Money tends to leave much easier and faster than it comes in. That’s why cash flow planning is paramount for small business owners. With the right amount of planning, strategy, and forecasting, it can help any solid business succeed (and improve their bottom line).
A large part of cash flow planning is creating a cash budget, which determines the patterns of how you collect and pay over a specific period of time (i.e. by month, quarter or year). The goal of cash flow planning is to maintain sufficient cash for operations and liabilities without leaving too much cash idle.
Start Cash Flow Planning By Developing a Cash Flow Statement
Creating a cash flow statement is the first step in cash flow planning and is a key tool used to plan for short- and long-term.

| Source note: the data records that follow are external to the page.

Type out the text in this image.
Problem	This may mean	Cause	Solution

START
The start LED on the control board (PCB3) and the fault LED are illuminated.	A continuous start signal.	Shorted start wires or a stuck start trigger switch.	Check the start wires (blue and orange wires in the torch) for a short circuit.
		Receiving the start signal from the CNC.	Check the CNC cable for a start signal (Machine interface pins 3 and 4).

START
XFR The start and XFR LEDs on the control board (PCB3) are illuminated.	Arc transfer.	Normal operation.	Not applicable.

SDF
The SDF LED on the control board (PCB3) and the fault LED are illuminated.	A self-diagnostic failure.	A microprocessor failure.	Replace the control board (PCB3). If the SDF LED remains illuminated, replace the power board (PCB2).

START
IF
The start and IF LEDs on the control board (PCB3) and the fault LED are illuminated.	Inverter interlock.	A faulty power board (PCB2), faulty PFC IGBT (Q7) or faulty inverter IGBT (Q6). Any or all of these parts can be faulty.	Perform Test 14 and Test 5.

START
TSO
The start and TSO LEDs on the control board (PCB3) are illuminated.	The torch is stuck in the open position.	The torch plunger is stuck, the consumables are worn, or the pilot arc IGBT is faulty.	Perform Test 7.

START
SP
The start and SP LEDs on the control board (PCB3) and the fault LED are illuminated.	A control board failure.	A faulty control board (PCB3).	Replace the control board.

A cash flow statement is a document used to forecast how much money is coming into (cash inflow) and going out (cash outflow) of your business.
Do this by outlining an annual plan split up into monthly payments. Include details such as how much you expect to spend or receive over a given period when creating this document.
Certain payments must be paid off at specific times. For example, rent payments are generally paid off monthly, while insurance premium could be paid on a yearly basis.
By planning—and forecasting—the many different payments you need to make each month, you can really see how much movable cash you have. That way, you gain a better understanding of how much cash you can actually spend! It doesn’t matter how frequent these costs are met. What’s important is that you include these cash flow items in your business cash flow planning to avoid any surprises down the road.
Analyze Findings in Your Cash Budget
Once you’ve gained a solid idea of your monthly cash budget, a good rule of thumb is to compare it to your business’ real-world performance. Comparing your planned budget to actual outcomes will provide invaluable financial insights.
Also, this comparison can provide vital information on how to plan for (and refine) your next month’s budget. In particular, small business owners should pay attention to their cash flow, cash position, and accuracy of their cash budget.
Put Aside Cash for a Rainy Day
A large part of improving your business’ bottom line is to save money for unpredictable expenses. Much like an emergency fund, small business owners should make sure they have cash set aside to use for unexpected expenses that otherwise could have major impacts on their cash flow.
From last-minute repair computer maintenances to damages made to your office or home, any cash put aside for a rainy day is critical to keeping your business afloat.